Manager Humas KAI Divre III Palembang, Aida Suryanti mengatakan bahwa meskipun KAI sebagai operator perkeretaapian, namun demi keselamatan bersama hal tersebut tetap dilakukan, sejalan dengan Peraturan Menteri Perhubungan Nomor 94 Tahun 2018 Pasal 2, yang mewajibkan penutupan perlintasan yang tidak memiliki Nomor JPL, tidak dijaga, dan/atau tidak berpintu dengan lebar kurang dari dua meter. Penutupan dilakukan untuk menjamin keamanan dan kelancaran operasional kereta api.
"Langkah ini merupakan bagian dari upaya berkelanjutan KAI untuk mengurangi potensi gangguan operasional kereta api dan memastikan keselamatan bagi masyarakat sesuai dengan peraturan yang berlaku," ungkap Aida.
Adapun data perlintasan yang telah ditutup tersebut yakni sebagai berikut :
- Perlintasan liar di Km.533+4/5, Jalan Desa Lubuk Belimbing Kodya Bengkulu, petak jalan antara Stasiun Kota Padang - Lubuklinggau;
- Perlintasan resmi tidak terjaga JPL 169 Km.534+2/3 Jalan Desa Lubuk Belimbing Kodya Bengkulu, petak jalan antara Stasiun Kota Padang - Lubuklinggau;
- Perlintasan resmi tidak terjaga JPL 170 Km.535+7/8 Jalan Desa Lubuk Belimbing Kodya Bengkulu, petak jalan antara Stasiun Kota Padang - Lubuklinggau; dan
- Perlintasan liar yang berada di Km.536+5/6 Jalan Desa Lubuk Bingin Kodya Bengkulu, petak jalan antara Stasiun Kota Padang - Lubuklinggau.

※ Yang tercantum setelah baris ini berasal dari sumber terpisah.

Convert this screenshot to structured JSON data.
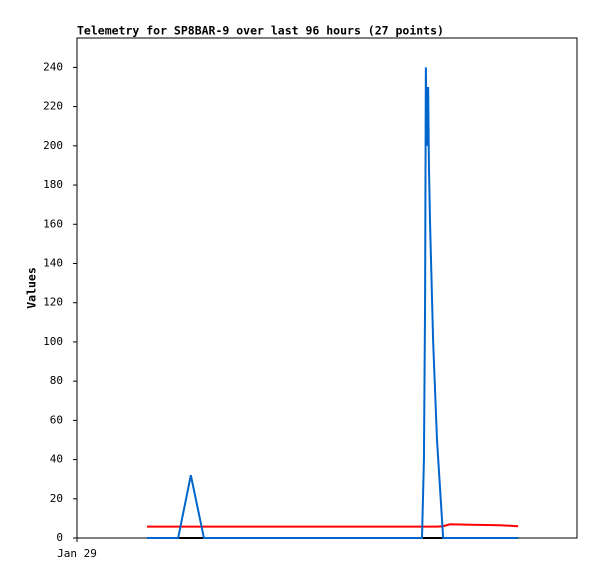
{
  "chart_data": {
    "type": "line",
    "title": "Telemetry for SP8BAR-9 over last 96 hours (27 points)",
    "y_label": "Values",
    "x": [
      18.2,
      21.6,
      26.3,
      29.6,
      33.0,
      39.8,
      47.6,
      55.4,
      63.2,
      71.0,
      78.8,
      86.6,
      89.7,
      90.2,
      90.5,
      90.7,
      91.0,
      91.3,
      91.5,
      91.8,
      92.6,
      93.6,
      95.2,
      97.0,
      100.9,
      110.0,
      114.7
    ],
    "series": [
      {
        "color": "#000000",
        "values": [
          0,
          0,
          0,
          0,
          0,
          0,
          0,
          0,
          0,
          0,
          0,
          0,
          0,
          0,
          0,
          0,
          0,
          0,
          0,
          0,
          0,
          0,
          0,
          0,
          0,
          0,
          0
        ]
      },
      {
        "color": "#ff0000",
        "values": [
          5.8,
          5.8,
          5.8,
          5.8,
          5.8,
          5.8,
          5.8,
          5.8,
          5.8,
          5.8,
          5.8,
          5.8,
          5.8,
          5.8,
          5.8,
          5.8,
          5.8,
          5.8,
          5.8,
          5.8,
          5.8,
          5.8,
          6,
          7,
          6.8,
          6.5,
          6
        ]
      },
      {
        "color": "#0066cc",
        "values": [
          0,
          0,
          0,
          32,
          0,
          0,
          0,
          0,
          0,
          0,
          0,
          0,
          0,
          40,
          120,
          240,
          200,
          230,
          190,
          160,
          100,
          50,
          0,
          0,
          0,
          0,
          0
        ]
      }
    ],
    "xlim": [
      0,
      130
    ],
    "xticks": [
      {
        "value": 0,
        "label": "Jan 29"
      }
    ],
    "ylim": [
      0,
      255
    ],
    "yticks": [
      0,
      20,
      40,
      60,
      80,
      100,
      120,
      140,
      160,
      180,
      200,
      220,
      240
    ]
  }
}
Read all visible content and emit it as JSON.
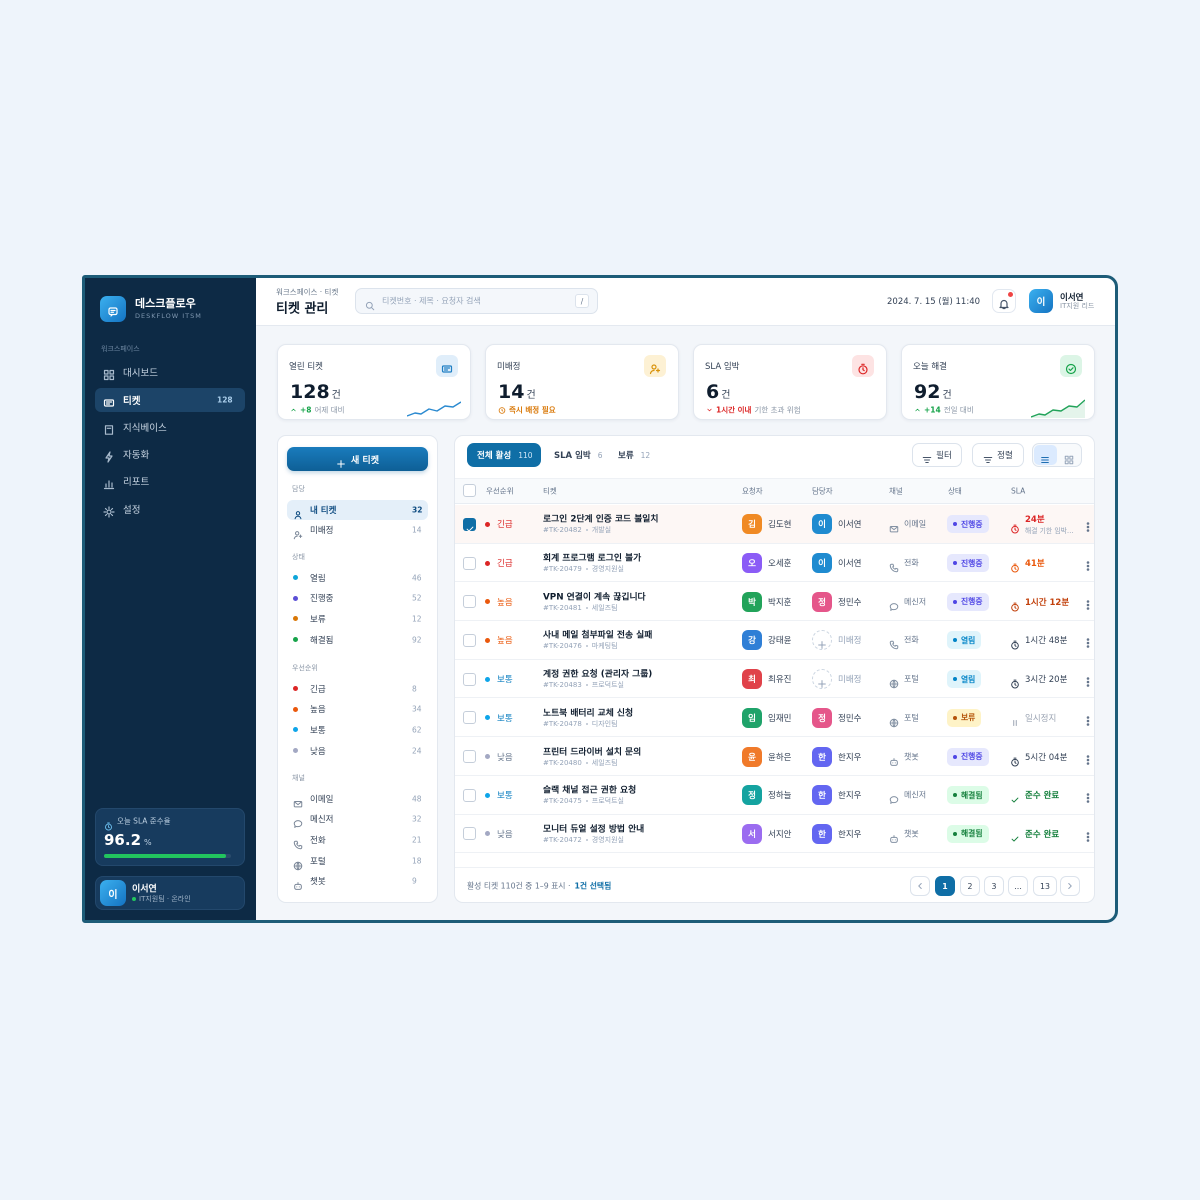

Selain melakukan penutupan, KAI Divre III Palembang juga melakukan penyempitan jalan dengan pemagaran menggunakan rel bekas yang dipasang disisi jalan pada perlintasan sebidang JPL 161 Km.509+3/4 Jalan Desa Tanjung Ning Kabupaten Empat Lawang, petak jalan antara Stasiun Tebing Tinggi - Muara Saling. Hal tersebut dilakukan agar pengendara kendaraan roda empat mengurangi kecepatannya dan berhati-hati saat melewati perlintasan.
KAI Divre III Palembang mencatat saat ini terdapat 118 titik perlintasan sebidang, baik perlintasan resmi atau teregister dengan jumlah sebanyak 82 titik dan perlintasan liar dengan jumlah sebanyak 33 titik. Dari data tersebut, 42 titik (35,6%) perlintasan dijaga oleh petugas KAI, Pemda setempat, swasta maupun swadaya masyarakat, sedangkan sisanya sebanyak 76 titik (64,40%) perlintasan tidak dijaga. Ketidakterjagaan ini berpotensi menimbulkan kerawanan bila tidak ditangani dengan pendekatan preventif dan kolaboratif.
"Sebagai bagian dari strategi mitigasi risiko, KAI tidak hanya menutup perlintasan yang tidak sesuai ketentuan, namun juga aktif mengusulkan pembangunan perlintasan tidak sebidang seperti flyover dan underpass kepada pemerintah pusat dan daerah. Solusi ini diharapkan dapat mengurangi interaksi langsung antara kendaraan dan kereta api," kata Aida.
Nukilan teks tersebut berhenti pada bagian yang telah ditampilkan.